The Alliance Française of Port Elizabeth is a South African non-profit organisation in the city of Gqeberha, supported by the French Embassy in South Africa.

== History ==
The team is composed of a committee of around 10 members, a director appointed by the French Embassy, staff, and teachers.

The Alliance occupies a Victorian-style house on the historic site of Richmond Hill. It has three classrooms, a café, a gallery and a library. South Africa's former Prime Minister and later President, John Vorster, was once a border guard in the house. He was an attorney in Gqeberha prior to his detention in the Baakens Street police station for his Ossewabrandwag organisation activities.

The Alliance is primarily a language school and a French consular agency.

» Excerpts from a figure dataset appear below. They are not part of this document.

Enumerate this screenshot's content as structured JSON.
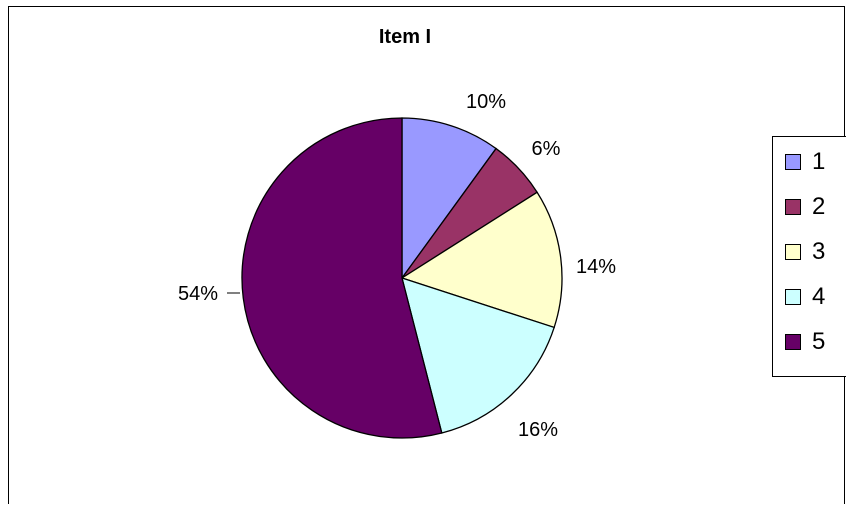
{
  "chart_data": {
    "type": "pie",
    "title": "Item I",
    "categories": [
      "1",
      "2",
      "3",
      "4",
      "5"
    ],
    "values": [
      10,
      6,
      14,
      16,
      54
    ],
    "labels": [
      "10%",
      "6%",
      "14%",
      "16%",
      "54%"
    ],
    "colors": [
      "#9999ff",
      "#993366",
      "#ffffcc",
      "#ccffff",
      "#660066"
    ],
    "legend": {
      "position": "right",
      "entries": [
        "1",
        "2",
        "3",
        "4",
        "5"
      ]
    }
  }
}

In addition to French classes and Xhosa classes, they organise monthly socio-cultural activities.

== Official Diplomas ==

DELF (Diplôme d'etudes en langue française) and DALF (Diplôme approfondi de langue française) are official qualifications delivered by the French Department of Education to certify the competencies of non-French native speakers in the French language.

DELF and DALF qualifications are internationally recognised; they are consistent with international standards for test development and the Common European Framework of Reference for Languages. The DELF and DALF consist of six levels, each independently recognised as a diploma. Candidates can choose their examination according to their level. They may also sit the examinations for more than one diploma during the same examination session.